Direct Mapping of Higher-Order RNA Interactions by SHAPE-JuMP

Higher-order structure governs function for many RNAs. However, discerning this structure for large RNA molecules in solution is an unresolved challenge. Here, we present SHAPE-JuMP (selective 2'-hydroxyl acylation analyzed by primer extension and juxtaposed merged pairs) to interrogate through-space RNA tertiary interactions. A bifunctional small molecule is used to chemically link proximal nucleotides in an RNA structure. The RNA cross-link site is then encoded into complementary DNA (cDNA) in a single, direct step using an engineered reverse transcriptase that jumps across cross-linked nucleotides. The resulting cDNAs contain a deletion relative to the native RNA sequence, which can be detected by sequencing, that indicates the sites of cross-linked nucleotides. SHAPE-JuMP measures RNA tertiary structure proximity concisely across large RNA molecules at nanometer resolution.
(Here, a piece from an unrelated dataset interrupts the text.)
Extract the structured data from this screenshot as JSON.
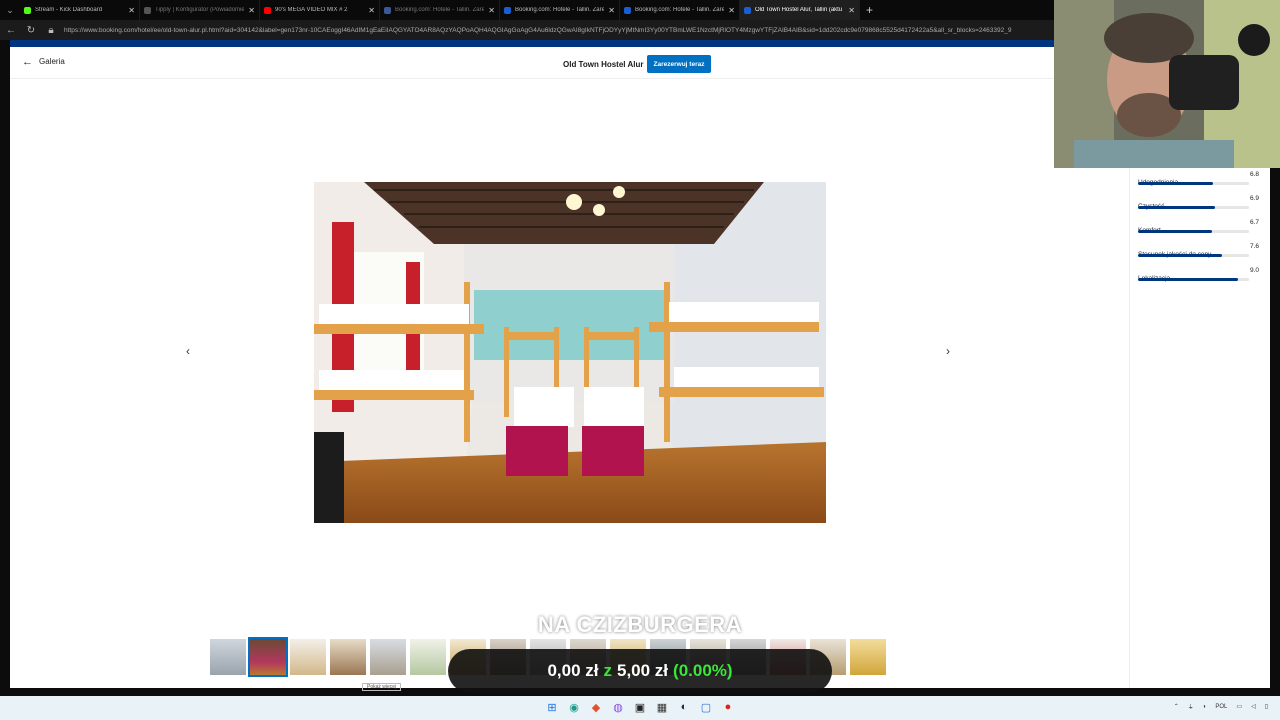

SHAPE-JuMP is especially effective at measuring interactions in multihelix junctions and loop-to-helix packing, enables modeling of the global fold for RNAs up to several hundred nucleotides in length, facilitates ranking of structural models by consistency with through-space restraints, and is poised to enable solution-phase structural interrogation and modeling of complex RNAs.

Automated summary

The SHAPE-JuMP technique utilizes chemical reactions and engineered reverse transcriptase to rapidly and accurately reveal the three-dimensional interactions of large RNA molecules in solution, particularly effective for measuring interactions in multihelix junctions and loop-to-helix packing, enabling easier global folding modeling and structural model ranking.